After a fantastic article by The Shatner Chatner on Josh Charles’ specific appeal (which put a name to the nebulous concept of the “Hot Tired Man”), I felt that culturally we were in a safe space for me to mention that I have a crush on Succession’s Kendall Roy. This is a controversial take for a number of reasons, and the reactions to my reveal were fairly gendered. From women, a relief that they were not alone in feeling the same way, and from men there was a very resounding, “what the fuck??”

Our Politics Editor, Shane Ryan, essentially goaded me into writing a piece that explains the unconventional attractiveness of Kendall Roy, so here I am publicly working through this secret shame. Yes, Succession’s Number One Boy and “whatever Dad tells me” zealot Kendall, who was best described by critic Matthew Zoller Seitz on Twitter as “Poor Kendall Roy. A Byronic schlump. Nutless Heathcliff wandering the moors, sniffling.” So what, exactly, is the appeal here?

Well, it’s a combination of things. But first, I do acknowledge the problems with Kendall. They are obvious, and have less to do with looks (Jeremy Strong is an attractive dude who looks great in a suit, there’s no questioning this), and more to do with the fact that he is a drug addict whose substance abuse problems directly led to the death of one person. He’s pretty spineless, is under his father’s complete control, and is often a sleazy lil shit. He’s arrogant one minute and completely, to borrow a term, “nutless” the next. He can gut a media company in the worst possible way, flashing his douchebag status like the Bat Signal, and yet I still care about him and root for him to win. Why?

A lot of this is down to Strong’s performance, because he basically gives Kendall a soul. He shows us a Kendall who is complicated and layered and nuanced in ways that make you believe if the circumstances of his life were even slightly different, he would not be such a colossal asshole. But even now, he is not irredeemable; there is still some good in him hidden beneath decades of hurt and cowardice and a twisted sense of morals. He’s earnest and wants to do the right thing, except that his father’s poisonous influence keeps sending him down an anxiety-riddled path of drugs and unrepentant narcissism. Ultimately these are Kendall’s choices, yet more than any of his other siblings, Kendall seems like he can still be saved.

And that, friends, is one of the biggest requirements for a toxic crush: wanting to save someone. Kendall is begging to not just be helped but to be rescued by the healing power of your love. That siren song is so terribly potent. That, plus Kendall’s Tired Man vibe (see the Josh Charles link above) and the sense that he is too sensitive for the vicious environment his father has cultivated at Waystar, creates the confusing attractiveness of this character. He’s damaged, but he’s not rotten. There is hope for him, and that glittering feeling of seeing his potential is both toxic and intoxicating.

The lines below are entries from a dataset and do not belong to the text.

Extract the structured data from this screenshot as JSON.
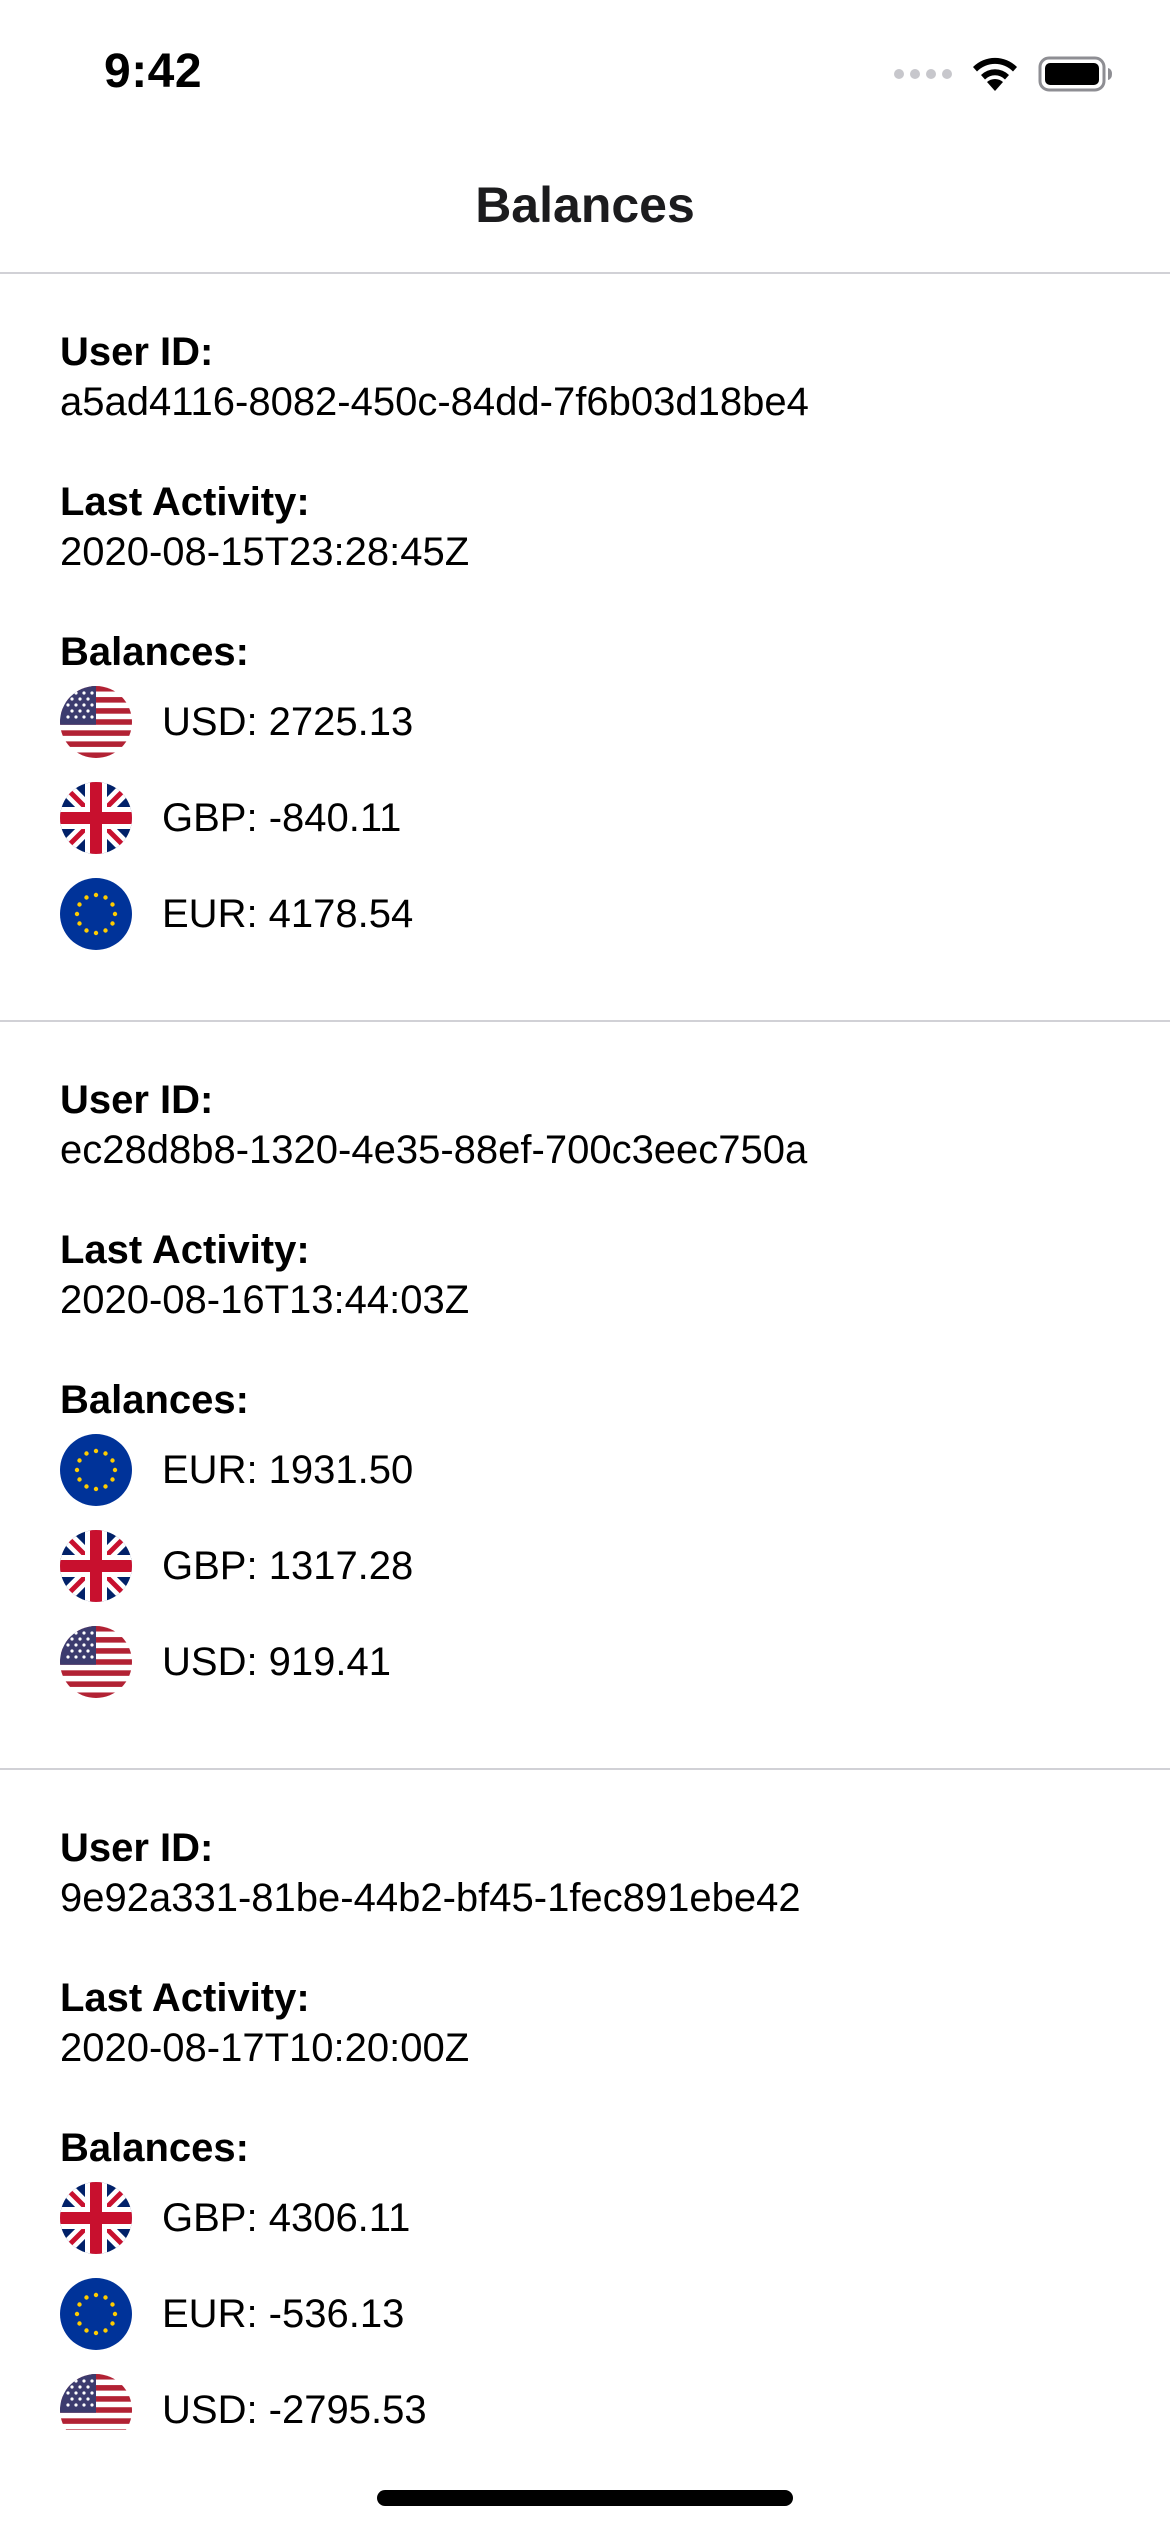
{
  "status_bar": {
    "time": "9:42"
  },
  "nav": {
    "title": "Balances"
  },
  "labels": {
    "user_id": "User ID:",
    "last_activity": "Last Activity:",
    "balances": "Balances:"
  },
  "cards": [
    {
      "user_id": "a5ad4116-8082-450c-84dd-7f6b03d18be4",
      "last_activity": "2020-08-15T23:28:45Z",
      "balances": [
        {
          "currency": "USD",
          "flag": "us-flag-icon",
          "text": "USD: 2725.13"
        },
        {
          "currency": "GBP",
          "flag": "uk-flag-icon",
          "text": "GBP: -840.11"
        },
        {
          "currency": "EUR",
          "flag": "eu-flag-icon",
          "text": "EUR: 4178.54"
        }
      ]
    },
    {
      "user_id": "ec28d8b8-1320-4e35-88ef-700c3eec750a",
      "last_activity": "2020-08-16T13:44:03Z",
      "balances": [
        {
          "currency": "EUR",
          "flag": "eu-flag-icon",
          "text": "EUR: 1931.50"
        },
        {
          "currency": "GBP",
          "flag": "uk-flag-icon",
          "text": "GBP: 1317.28"
        },
        {
          "currency": "USD",
          "flag": "us-flag-icon",
          "text": "USD: 919.41"
        }
      ]
    },
    {
      "user_id": "9e92a331-81be-44b2-bf45-1fec891ebe42",
      "last_activity": "2020-08-17T10:20:00Z",
      "balances": [
        {
          "currency": "GBP",
          "flag": "uk-flag-icon",
          "text": "GBP: 4306.11"
        },
        {
          "currency": "EUR",
          "flag": "eu-flag-icon",
          "text": "EUR: -536.13"
        },
        {
          "currency": "USD",
          "flag": "us-flag-icon",
          "text": "USD: -2795.53"
        }
      ]
    }
  ],
  "colors": {
    "separator": "#d1d1d6",
    "text": "#000000",
    "usd_red": "#b22234",
    "eu_blue": "#003399",
    "eu_star": "#ffcc00",
    "uk_blue": "#012169",
    "uk_red": "#c8102e"
  }
}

I considered doing an entire piece that more generally asked “which Succession character are you the most toxically attracted to?” because they’re all problematic in their own way. Are you into desperate social-climbers like Tom, pulled in by the morally agnostic Shiv, see the appeal of Connor’s rich-but-delusional paradox, or want to help Roman work through his issues by humiliating him? There’s a little something for everyone’s neuroses. (Of note, Roman has a lot of the same qualities as Kendall, which is why they are often at odds, but Roman has a genuine “cool guy” wall of glibness built around him that makes him more emotionally insulated. Kendall is a walking raw nerve).

There is a pathos to Kendall that all overachievers and strivers and people-pleasers will recognize and empathize with. He’s a man desperate to win back some kind of control in his life, which is true of every character on the show in different ways (even Logan keeps losing his stronghold on his children). Kendall has the potential for greatness, if he could just get out of his own way. The attraction there is for the fixers, the troubleshooters, and the healers. Kendall is too spineless to really fit the Bad Boy with a Heart of Gold archetype, and it’s uncertain if he does in fact have a heart (we know he has a troubled conscience, but beyond that, it’s unclear). Still, throughout the foul-mouth cacophony and relentless backstabbing and jockeying for power in Succession, there is a quiet little sparkle of hope in Kendall that he can escape it all, find himself, and get a real win. And crucially, we genuinely want that for him. So perhaps there is non-toxic key to Kendall’s attractiveness: His very real desire to be loved. So love him! There’s nothing shameful about that.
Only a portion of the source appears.